Nov 22, 2024
OHIO University Undergraduate Catalog 2024-25
CARS 3020 - Introduction to Islam
This course introduces Islam as a religious, ethical, and cultural system that has taken various forms across diverse cultures and time periods globally. The course aims to heighten student awareness of ethical dilemmas and the various ways to solve them through an exploration of the debates that Muslims have had about how to live well and act morally. The course also develops awareness of issues related to cross-cultural, religious, racial, and gender diversity. We focus on anti-Muslim stereotypes–where they come from and how we can change them–and we explore how Muslims grapple with pluralism among themselves and in relation to non-Muslims. Dialoging with Muslims and visiting mosques enriches this process of ethical exploration and cross-cultural learning.
Credit Hours: 3
OHIO BRICKS: Bridge: Diversity and Practice, Bridge: Ethics and Reasoning
General Education Code (students who entered prior to Fall 2021-22): 2CP
Repeat/Retake Information: May be retaken two times excluding withdrawals, but only last course taken counts.

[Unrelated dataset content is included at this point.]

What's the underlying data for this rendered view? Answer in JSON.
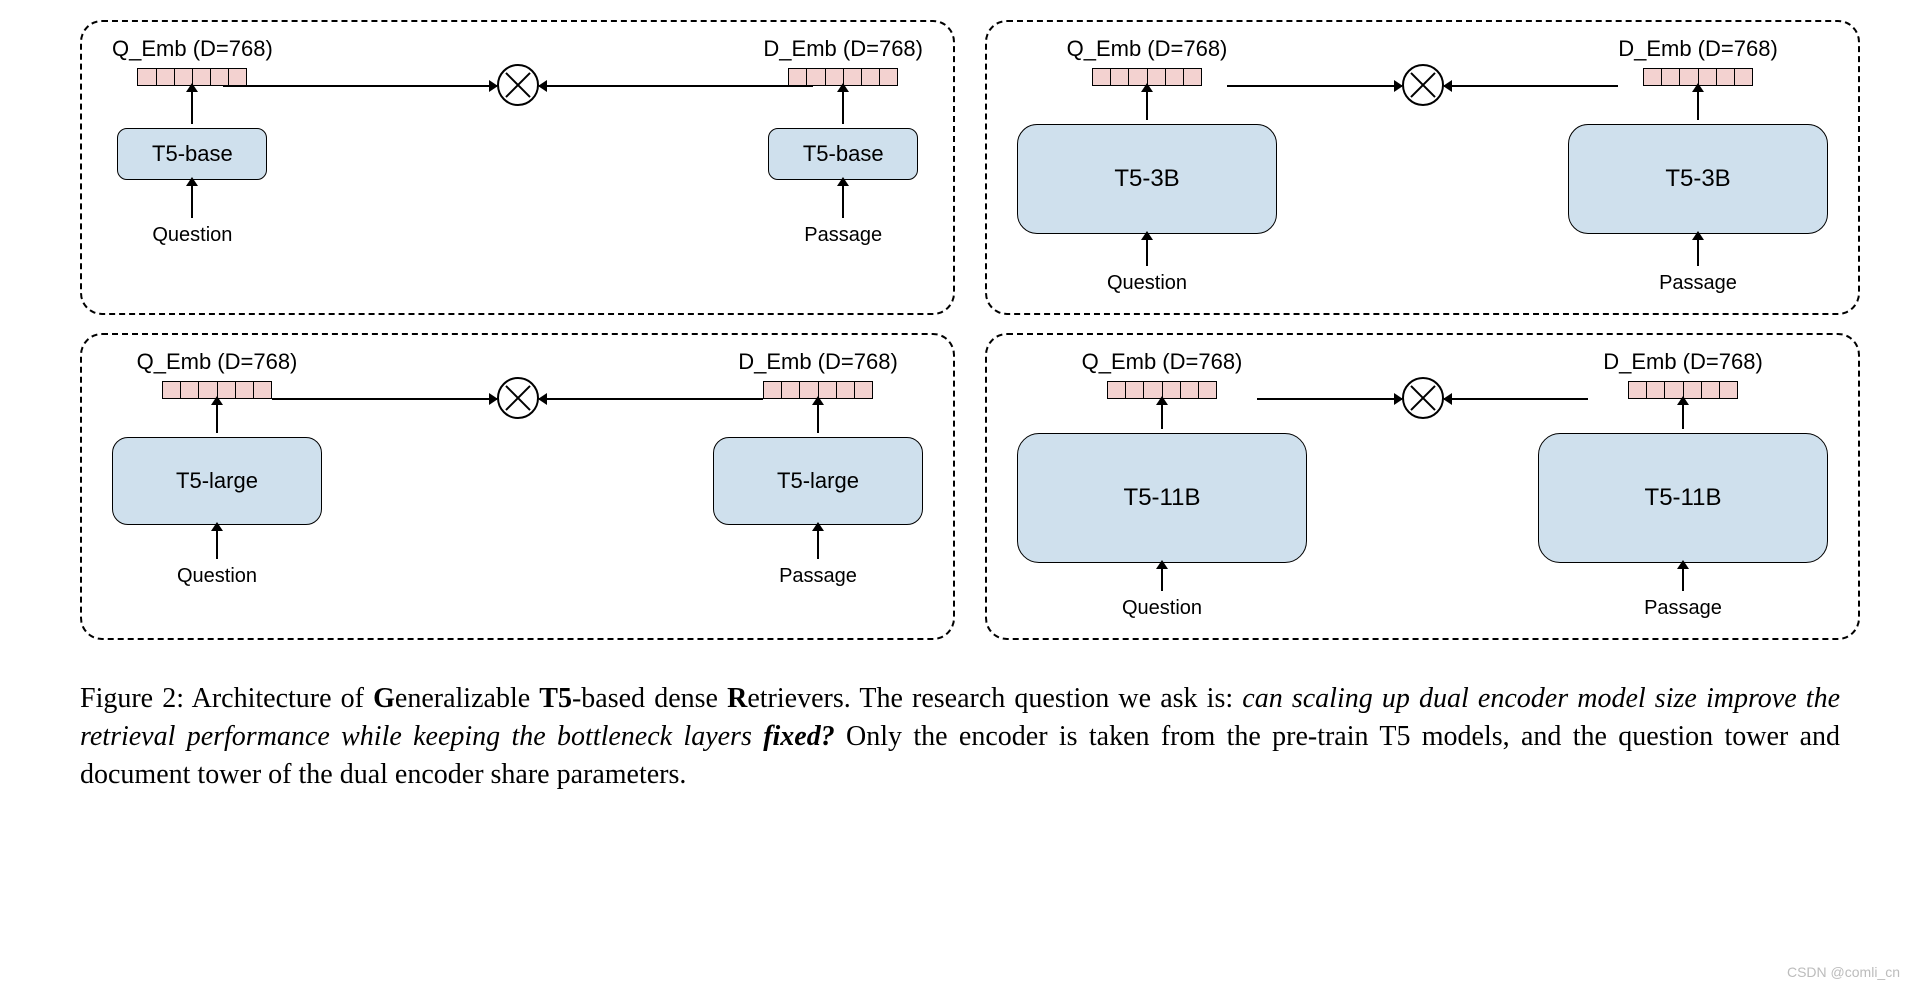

Lecture/Lab Hours: 3.0 lecture
Grades: Eligible Grades: A-F,WP,WF,WN,FN,AU,I
Learning Outcomes:
- Students will be able to articulate insights about one’s own cultural rules and biases by learning about the history of Orientalism and anti-Muslim prejudice in the West.

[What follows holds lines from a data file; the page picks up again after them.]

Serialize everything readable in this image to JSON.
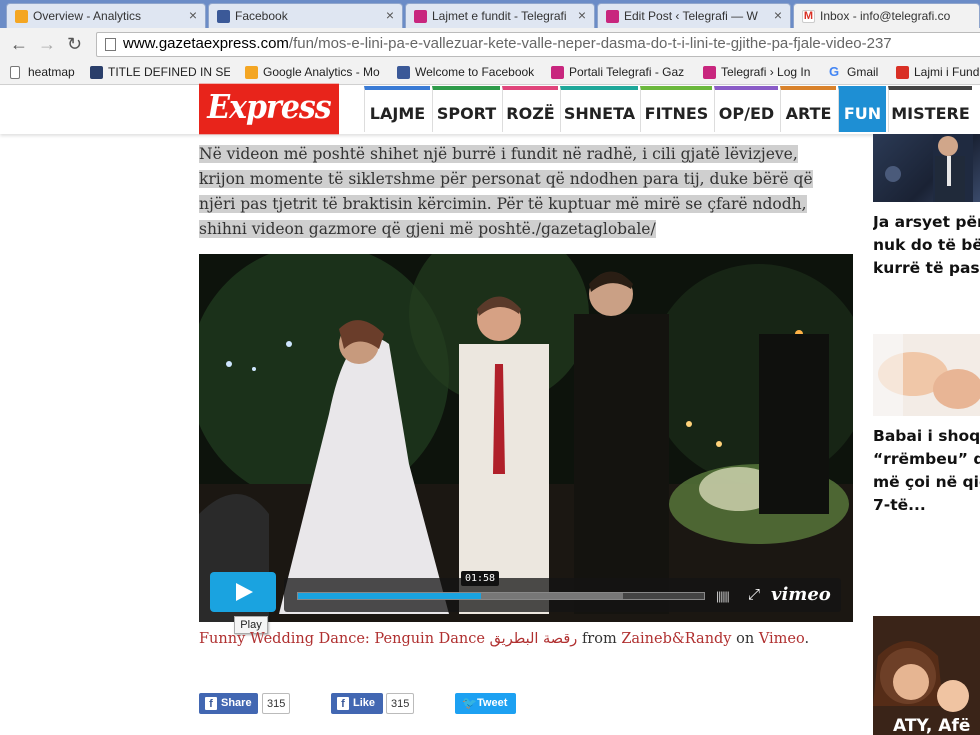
{
  "browser": {
    "tabs": [
      {
        "title": "Overview - Analytics",
        "icon": "analytics-icon",
        "color": "#f4a623"
      },
      {
        "title": "Facebook",
        "icon": "facebook-icon",
        "color": "#3b5998"
      },
      {
        "title": "Lajmet e fundit - Telegrafi",
        "icon": "telegrafi-icon",
        "color": "#c8267e"
      },
      {
        "title": "Edit Post ‹ Telegrafi — W",
        "icon": "telegrafi-icon",
        "color": "#c8267e"
      },
      {
        "title": "Inbox - info@telegrafi.co",
        "icon": "gmail-icon",
        "color": "#d93025"
      }
    ],
    "url_host": "www.gazetaexpress.com",
    "url_path": "/fun/mos-e-lini-pa-e-vallezuar-kete-valle-neper-dasma-do-t-i-lini-te-gjithe-pa-fjale-video-237",
    "bookmarks": [
      {
        "label": "heatmap",
        "icon": "page-icon",
        "color": "#ffffff"
      },
      {
        "label": "TITLE DEFINED IN SET",
        "icon": "bookmark-icon",
        "color": "#2a3e6a"
      },
      {
        "label": "Google Analytics - Mo",
        "icon": "analytics-icon",
        "color": "#f4a623"
      },
      {
        "label": "Welcome to Facebook",
        "icon": "facebook-icon",
        "color": "#3b5998"
      },
      {
        "label": "Portali Telegrafi - Gaz",
        "icon": "telegrafi-icon",
        "color": "#c8267e"
      },
      {
        "label": "Telegrafi › Log In",
        "icon": "telegrafi-icon",
        "color": "#c8267e"
      },
      {
        "label": "Gmail",
        "icon": "google-icon",
        "color": "#4285f4"
      },
      {
        "label": "Lajmi i Fund",
        "icon": "bookmark-icon",
        "color": "#d93025"
      }
    ]
  },
  "site": {
    "logo": "Express",
    "nav": [
      {
        "label": "LAJME",
        "color": "#3a7bd5"
      },
      {
        "label": "SPORT",
        "color": "#2e9b4a"
      },
      {
        "label": "ROZË",
        "color": "#e0457b"
      },
      {
        "label": "SHNETA",
        "color": "#1fa89a"
      },
      {
        "label": "FITNES",
        "color": "#6bb83d"
      },
      {
        "label": "OP/ED",
        "color": "#8a5cc7"
      },
      {
        "label": "ARTE",
        "color": "#d9822b"
      },
      {
        "label": "FUN",
        "color": "#1e8fd4"
      },
      {
        "label": "MISTERE",
        "color": "#444444"
      }
    ]
  },
  "article": {
    "intro": "Në videon më poshtë shihet një burrë i fundit në radhë, i cili gjatë lëvizjeve, krijon momente të siklетshme për personat që ndodhen para tij, duke bërë që njëri pas tjetrit të braktisin kërcimin. Për të kuptuar më mirë se çfarë ndodh, shihni videon gazmore që gjeni më poshtë./gazetaglobale/",
    "video": {
      "timecode": "01:58",
      "progress": 0.45,
      "loaded": 0.8,
      "tooltip": "Play",
      "brand": "vimeo"
    },
    "caption": {
      "title": "Funny Wedding Dance: Penguin Dance رقصة البطريق",
      "from": "from",
      "author": "Zaineb&Randy",
      "on": "on",
      "site": "Vimeo",
      "end": "."
    },
    "share": {
      "fb_share": "Share",
      "fb_share_count": "315",
      "fb_like": "Like",
      "fb_like_count": "315",
      "tweet": "Tweet"
    }
  },
  "sidebar": {
    "items": [
      {
        "lines": [
          "Ja arsyet përs",
          "nuk do të bëhi",
          "kurrë të pasu"
        ]
      },
      {
        "lines": [
          "Babai i shoqe",
          "“rrëmbeu” dh",
          "më çoi në qiel",
          "7-të..."
        ]
      },
      {
        "lines": [
          "ATY, Afë"
        ]
      }
    ]
  }
}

- Students will be able to demonstrate an understanding of the complexity of Muslim cultures globally in relation to their unique histories, values, politics, and styles of implementing Islamic beliefs and practices.
- Students will be able to interpret intercultural experience from their own and others’ worldview and apply their knowledge of Muslim cultures through literature and religion to interact supportively with their members.

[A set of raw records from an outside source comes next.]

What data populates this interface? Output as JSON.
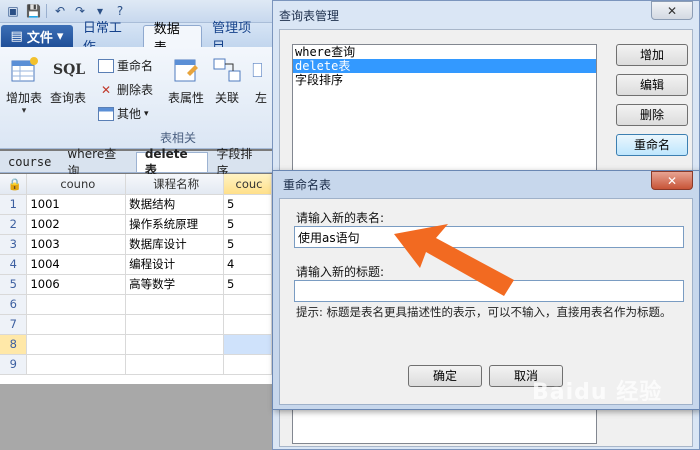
{
  "ribbon": {
    "file_tab": "文件",
    "tabs": [
      "日常工作",
      "数据表",
      "管理项目"
    ],
    "active_tab_index": 1,
    "buttons": {
      "add_table": "增加表",
      "sql": "SQL",
      "query_table": "查询表",
      "rename": "重命名",
      "delete_table": "删除表",
      "other": "其他",
      "table_props": "表属性",
      "relation": "关联",
      "left": "左"
    },
    "group_label": "表相关"
  },
  "doc_tabs": [
    "course",
    "where查询",
    "delete表",
    "字段排序"
  ],
  "active_doc_tab_index": 2,
  "grid": {
    "headers": [
      "couno",
      "课程名称",
      "couc"
    ],
    "rows": [
      {
        "n": "1",
        "couno": "1001",
        "name": "数据结构",
        "c": "5"
      },
      {
        "n": "2",
        "couno": "1002",
        "name": "操作系统原理",
        "c": "5"
      },
      {
        "n": "3",
        "couno": "1003",
        "name": "数据库设计",
        "c": "5"
      },
      {
        "n": "4",
        "couno": "1004",
        "name": "编程设计",
        "c": "4"
      },
      {
        "n": "5",
        "couno": "1006",
        "name": "高等数学",
        "c": "5"
      },
      {
        "n": "6",
        "couno": "",
        "name": "",
        "c": ""
      },
      {
        "n": "7",
        "couno": "",
        "name": "",
        "c": ""
      },
      {
        "n": "8",
        "couno": "",
        "name": "",
        "c": ""
      },
      {
        "n": "9",
        "couno": "",
        "name": "",
        "c": ""
      }
    ],
    "selected_row": "8"
  },
  "query_manager": {
    "title": "查询表管理",
    "items": [
      "where查询",
      "delete表",
      "字段排序"
    ],
    "selected_index": 1,
    "buttons": {
      "add": "增加",
      "edit": "编辑",
      "delete": "删除",
      "rename": "重命名"
    }
  },
  "rename_dialog": {
    "title": "重命名表",
    "name_label": "请输入新的表名:",
    "name_value": "使用as语句",
    "title_label": "请输入新的标题:",
    "title_value": "",
    "hint": "提示: 标题是表名更具描述性的表示，可以不输入，直接用表名作为标题。",
    "ok": "确定",
    "cancel": "取消"
  },
  "watermark": "Baidu 经验",
  "colors": {
    "arrow": "#f26a21",
    "selection": "#3399ff"
  }
}
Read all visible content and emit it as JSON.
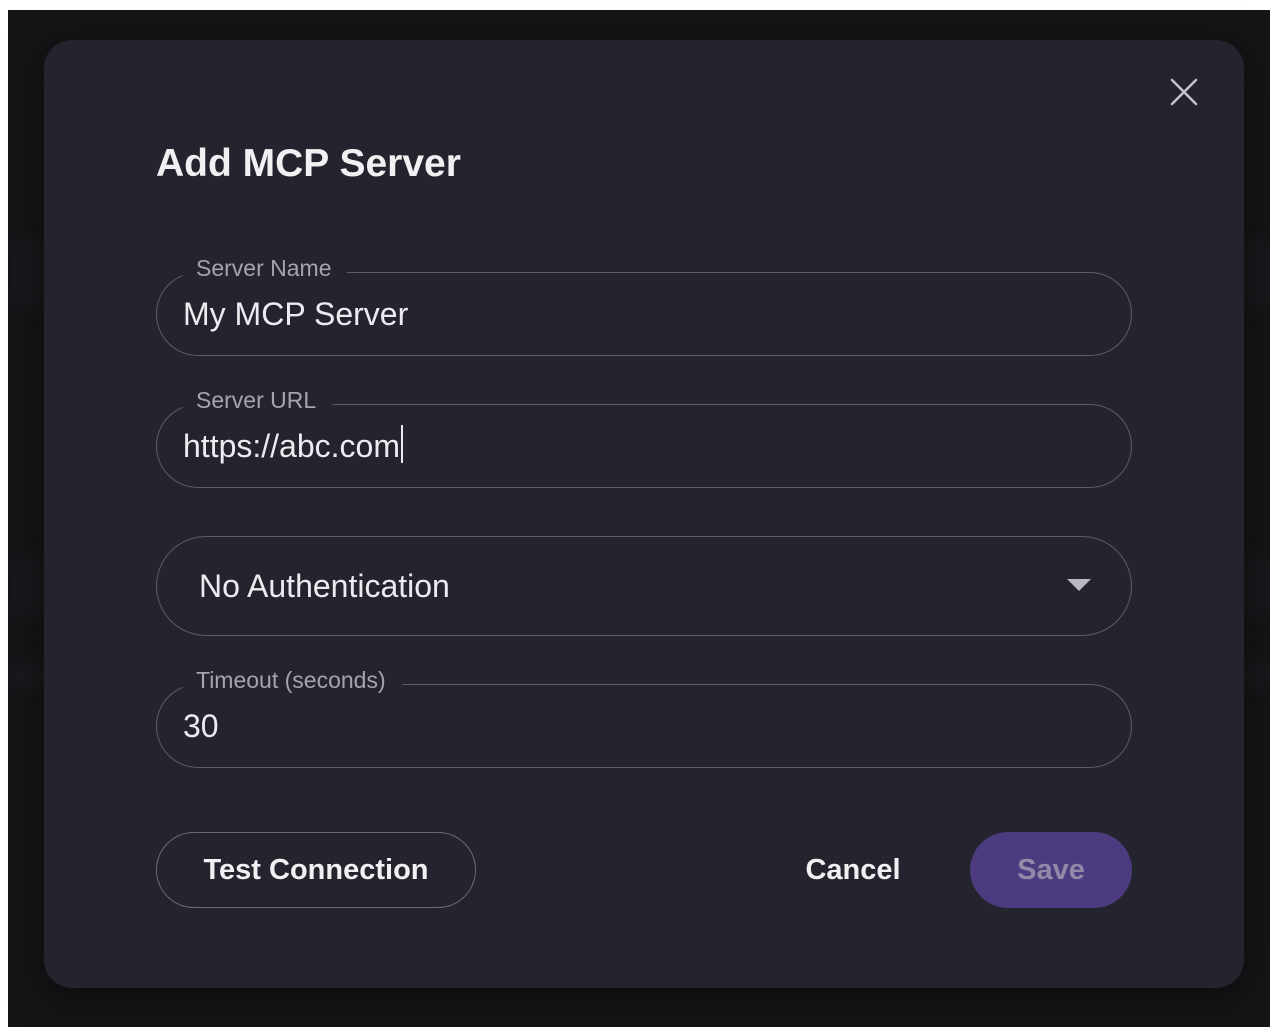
{
  "dialog": {
    "title": "Add MCP Server",
    "close_icon": "close-icon"
  },
  "fields": {
    "server_name": {
      "label": "Server Name",
      "value": "My MCP Server"
    },
    "server_url": {
      "label": "Server URL",
      "value": "https://abc.com"
    },
    "auth": {
      "selected": "No Authentication",
      "icon": "chevron-down-icon"
    },
    "timeout": {
      "label": "Timeout (seconds)",
      "value": "30"
    }
  },
  "actions": {
    "test_label": "Test Connection",
    "cancel_label": "Cancel",
    "save_label": "Save"
  },
  "colors": {
    "dialog_background": "#24242e",
    "backdrop": "#151518",
    "save_button_background": "#4c3b7e",
    "field_border": "#5c5c66"
  }
}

- Students will be able to demonstrate understanding of cultural differences in verbal and non-verbal communication and to apply a shared understanding of ritual practices (embodied communication) between Muslims and non-Muslim.
- Students will be able to ask complex questions of Muslim cultures and to articulate answers to these questions that reflect multiple Muslim perspectives drawing from Islamic texts, history, and current practices and debates.
- Students will be able to initiate and develop interactions with Muslim cultures by learning to momentarily suspend value judgments and reason from within the premises of Muslim societies.
- Students will be able to recognize one’s own ethical core beliefs and how they shape ethical conduct and thinking through exploration of the Islamic ethical system.
- Students will be able to understand ethical perspectives, theories, and/or concepts through an exploration of Islamic debates concerning “adab” (virtuous education) and shari`a (law).
- Students will be able to recognize, evaluate, and connect ethical issues through examination of key contemporary debates related to war, gender inequality, and LGBTQ+ inclusion in Islam.
- Students will be able to apply Muslim ethical perspectives, theories, or concepts to a decision-making situation concerning the shari`a and analyze current ethical questions in this light.
- Students will be able to evaluate alternative ethical perspectives within a decision-making situation by analyzing the work of Muslim feminists and Muslim LGBTQ+ activists.